"At home I do, on account of recesses. I don't like the school part of it much, but here it would be recess all the time if I could go in the woods with you, besides having a good time with the Golding girls and playing all day long where I don't get scolded. Dear! I wish I didn't have to go to school, or else I wish they'd have lessons about birds and flowers and butterflies and little animals, instead of old arithmetic. I hate arithmetic."

"Do you?" sympathized Miss Smith. "That's too bad, because we all need to understand arithmetic."

"I don't," protested Marian. "I don't even think arithmetic thoughts."

"Some day, Marian, you will wish you understood arithmetic," said Miss Smith. "Now if you and I went for a walk and we saw ten crows, three song sparrows, five bluebirds, seven chipping sparrows and twenty-seven robins, and Mrs. Golding asked us when we got home how many birds we saw, I wonder how you would feel if you couldn't add?"

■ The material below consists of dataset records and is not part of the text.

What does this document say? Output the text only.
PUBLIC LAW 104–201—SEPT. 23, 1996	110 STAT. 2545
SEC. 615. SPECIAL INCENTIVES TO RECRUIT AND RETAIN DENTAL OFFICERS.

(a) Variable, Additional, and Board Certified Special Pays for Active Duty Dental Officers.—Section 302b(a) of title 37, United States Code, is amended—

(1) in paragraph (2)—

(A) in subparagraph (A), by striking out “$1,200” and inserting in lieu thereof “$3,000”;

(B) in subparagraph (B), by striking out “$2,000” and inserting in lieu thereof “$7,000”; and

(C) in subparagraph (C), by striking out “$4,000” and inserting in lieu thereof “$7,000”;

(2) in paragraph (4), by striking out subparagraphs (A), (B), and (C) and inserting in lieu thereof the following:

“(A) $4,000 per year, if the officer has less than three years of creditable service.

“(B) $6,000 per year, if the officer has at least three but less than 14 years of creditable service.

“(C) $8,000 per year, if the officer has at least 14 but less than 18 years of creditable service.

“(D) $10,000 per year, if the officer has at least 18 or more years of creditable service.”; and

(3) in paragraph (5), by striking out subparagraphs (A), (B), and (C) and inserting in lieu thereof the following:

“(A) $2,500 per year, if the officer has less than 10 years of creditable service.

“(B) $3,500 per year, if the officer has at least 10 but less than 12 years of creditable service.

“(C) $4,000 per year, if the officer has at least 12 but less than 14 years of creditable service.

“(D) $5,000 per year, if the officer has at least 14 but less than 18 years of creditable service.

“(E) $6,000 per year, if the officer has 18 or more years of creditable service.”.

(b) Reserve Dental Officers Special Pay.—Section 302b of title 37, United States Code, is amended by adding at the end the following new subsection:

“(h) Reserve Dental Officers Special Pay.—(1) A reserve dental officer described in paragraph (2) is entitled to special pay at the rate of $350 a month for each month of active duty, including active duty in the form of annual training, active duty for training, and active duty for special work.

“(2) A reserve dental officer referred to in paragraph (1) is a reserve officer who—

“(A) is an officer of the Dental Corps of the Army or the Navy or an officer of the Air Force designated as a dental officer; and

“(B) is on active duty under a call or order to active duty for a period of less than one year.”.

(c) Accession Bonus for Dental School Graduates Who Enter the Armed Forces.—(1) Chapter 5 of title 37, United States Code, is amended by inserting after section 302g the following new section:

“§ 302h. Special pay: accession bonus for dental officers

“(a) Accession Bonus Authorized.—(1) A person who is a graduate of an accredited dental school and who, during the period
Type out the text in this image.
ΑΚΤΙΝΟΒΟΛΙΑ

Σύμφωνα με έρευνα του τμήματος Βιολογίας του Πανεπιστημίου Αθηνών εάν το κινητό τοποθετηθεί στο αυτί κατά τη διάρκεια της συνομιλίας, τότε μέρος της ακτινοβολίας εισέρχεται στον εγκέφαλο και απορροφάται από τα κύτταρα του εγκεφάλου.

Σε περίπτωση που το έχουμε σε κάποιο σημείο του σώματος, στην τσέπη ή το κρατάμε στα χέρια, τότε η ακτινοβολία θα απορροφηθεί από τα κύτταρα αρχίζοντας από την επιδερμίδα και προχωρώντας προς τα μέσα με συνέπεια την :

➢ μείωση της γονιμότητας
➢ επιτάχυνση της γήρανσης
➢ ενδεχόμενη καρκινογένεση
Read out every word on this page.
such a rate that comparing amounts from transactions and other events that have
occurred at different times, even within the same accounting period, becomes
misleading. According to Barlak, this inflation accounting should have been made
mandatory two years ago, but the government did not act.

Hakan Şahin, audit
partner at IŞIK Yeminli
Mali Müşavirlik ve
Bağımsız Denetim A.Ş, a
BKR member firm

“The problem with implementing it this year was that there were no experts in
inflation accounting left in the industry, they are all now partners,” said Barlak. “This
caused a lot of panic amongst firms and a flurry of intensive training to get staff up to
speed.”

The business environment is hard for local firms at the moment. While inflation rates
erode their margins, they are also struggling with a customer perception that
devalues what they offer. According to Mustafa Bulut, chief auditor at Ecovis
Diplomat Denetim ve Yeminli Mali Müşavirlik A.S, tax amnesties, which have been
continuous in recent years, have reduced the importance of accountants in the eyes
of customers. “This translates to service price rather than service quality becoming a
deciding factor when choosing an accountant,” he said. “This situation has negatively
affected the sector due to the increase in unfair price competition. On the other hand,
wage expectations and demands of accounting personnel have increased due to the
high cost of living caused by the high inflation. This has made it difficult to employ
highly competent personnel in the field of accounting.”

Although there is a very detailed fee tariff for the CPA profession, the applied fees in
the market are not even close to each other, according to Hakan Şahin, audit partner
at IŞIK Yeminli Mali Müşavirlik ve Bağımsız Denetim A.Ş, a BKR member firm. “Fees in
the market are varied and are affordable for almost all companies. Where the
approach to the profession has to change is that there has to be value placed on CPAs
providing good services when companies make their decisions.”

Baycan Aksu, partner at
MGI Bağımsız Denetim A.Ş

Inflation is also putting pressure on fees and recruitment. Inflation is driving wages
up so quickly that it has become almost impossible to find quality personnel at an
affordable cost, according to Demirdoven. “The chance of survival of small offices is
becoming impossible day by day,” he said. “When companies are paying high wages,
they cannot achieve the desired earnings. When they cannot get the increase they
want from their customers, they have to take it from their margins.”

"Well, but don't you see," interrupted Marian, "I could add birds, yes and subtract and multiply and divide them. That's different. What I don't like is just figures and silly arithmetic things."

"Well, Marian, I may as well tell you now that I'm the school-teacher and we'll have arithmetic stories about birds and flowers and little animals."

"Oh, are you the teacher?" exclaimed Marian. "I thought she was—was—different, you know."

"Different, how?"

"Well, they told me the teacher was—was quiet."

"So she is, usually," agreed Miss Smith, "but this afternoon she met one of her own folks. This little sister to the dandelion."